These statistics were deemed robust enough, considering the land area overlap between census tract and PUMA geography, to proceed with merging some 60,000 census tracts into coarser levels of geographies.  In effect, the PUMA boundaries were "rounded off" to census tract.  For the 1990 PUMS files, there are a total of 1,726 APUMAs and 1,760 BPUMAs (including unique "99" areas).

Merging the Geographies

The census tract boundaries were retrieved from the publicly accessible ACRP data archive. The equivalency files obtained through Geocorr were processed one additional step to resolve the assignment of split tracts.  The arbitrary rule followed was to assign split census tracts to the PUMA with the largest land area overlap. This ensured that a census tract was always uniquely assigned within PUMA type.  Atlas*GIS desktop software was used for manipulating the geographies and the equivalency files. Several problems were manually resolved using Atlas*GIS, visual verification, and the set of PUMA maps provided as Appendix G of the Public Use Micro Sample technical documentation.  These maps, although helpful, do not show any detail for PUMAs in urban areas -- in essence they are really "3-digit PUMA" maps.  The PUMA identification we adopted is composed of a 5-digit character code (with trailing and leading zeroes) prefixed with the 2-digit character FIPS code for each state. Generally when the last two digits are not "00"'s it represents a county that has been split into subareas.

"Holes" in PUMA boundary

Usually these are fairly large holes which are census tracts that are only water areas which did not get a PUMA code assigned. In all cases, the census tracts constituting these holes were queried and the islands deleted. Certain holes did not have census tract boundaries underneath.  This is a result of a failure in the chaining process used to create the ACRP. In such cases, the failure of the tracts (within county) were verified (see documentation on ACRP) and, in using the equivalency file and the hardcopy maps, the geography was corrected.

"Holes" on PUMA boundary

Holes are a fairly infrequent occurence and resolved using the approach mentioned above. Noteworthy in these cases is that tracts along water areas are often coded differently. For example, the Carolinas show both inclusion and exclusion of the barrier islands; and in the "mitten" of Michigan there are examples of tracts which contain small areas of land and large areas of water.  Overall though, the coast and shore lines are pretty well defined.

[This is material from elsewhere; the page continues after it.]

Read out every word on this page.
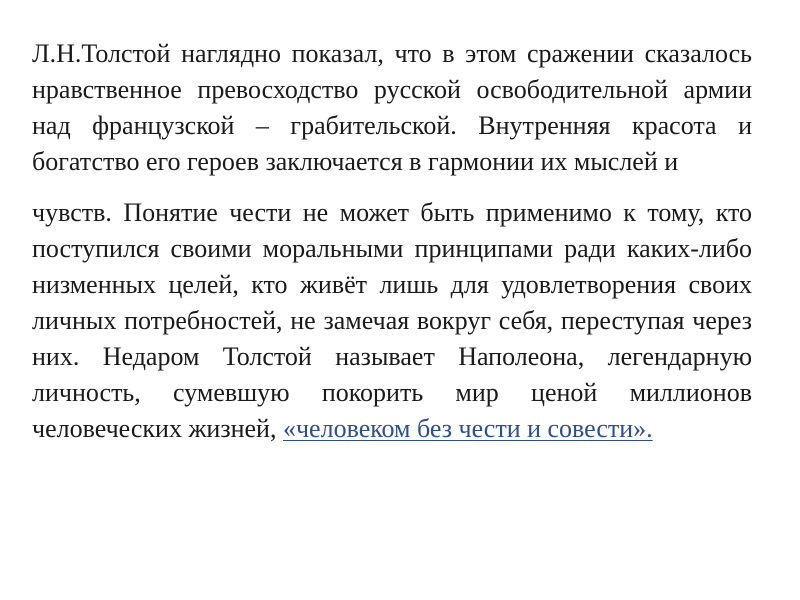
Л.Н.Толстой наглядно показал, что в этом сражении сказалось нравственное превосходство русской освободительной армии над французской – грабительской. Внутренняя красота и богатство его героев заключается в гармонии их мыслей и

чувств. Понятие чести не может быть применимо к тому, кто поступился своими моральными принципами ради каких-либо низменных целей, кто живёт лишь для удовлетворения своих личных потребностей, не замечая вокруг себя, переступая через них. Недаром Толстой называет Наполеона, легендарную личность, сумевшую покорить мир ценой миллионов человеческих жизней, «человеком без чести и совести».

Number of vertices per PUMA

The objective was to make these boundary layers compatible with Atlas*GIS for DOS. For very large PUMAs the maximum vertexes per PUMA can be exceeded (about 4,000 points). In such cases, the tracts which compose the target PUMA were first thinned (points were removed if not significant within 0.1 miles; then unioned.  This means that the target PUMA boundary does not exactly match the surrounding PUMAs, if viewed at high resolution scales. Rather than lose information, it was decided to create these polygons this way.  For users who want to bypass these restrictions, the boundaries of the surrounding polygons define the exact outline of the target PUMA. As an example, view the large PUMA in the city of Denver, Colorado.

Discontinuous areas

PUMA's are not compact contiguous areas.  They are frequently "gerry-mandered" to make them fall within the Bureau's guidelines for size and homogeneity of population.  As a result, it is not uncommon to find PUMA's that are made of of multiple parts ("islands") and/or to contain embedded PUMA's ("lakes").  Such oddities could also be caused by errors in the geographic equivalency file.  We are confident that we have researched those equivalencies and eliminated such errors, but we are very interested in feedback from any users who think they have spotted an "island" or a"lake" that was not part of the definition of a PUMA.

Missing PUMAs

The extracted number of BPUMAs from the PUMS data matches the total number of unique BPUMAs in the geographic file. The data file BPUMAs prefixed with "99" must however be carefully mapped to all states matching only the 5-digit BPUMA. For a list of these see the list at the end of this file. For each BPUMA, not only are all states contributing to such BPUMAs listed but also the counties involved.  For the APUMAs, one appears to be missing in the geographic files. This APUMA (3300601 in NH) did not appear on our pumgef equivalency file.  Consult the detailed listing at the end of this file.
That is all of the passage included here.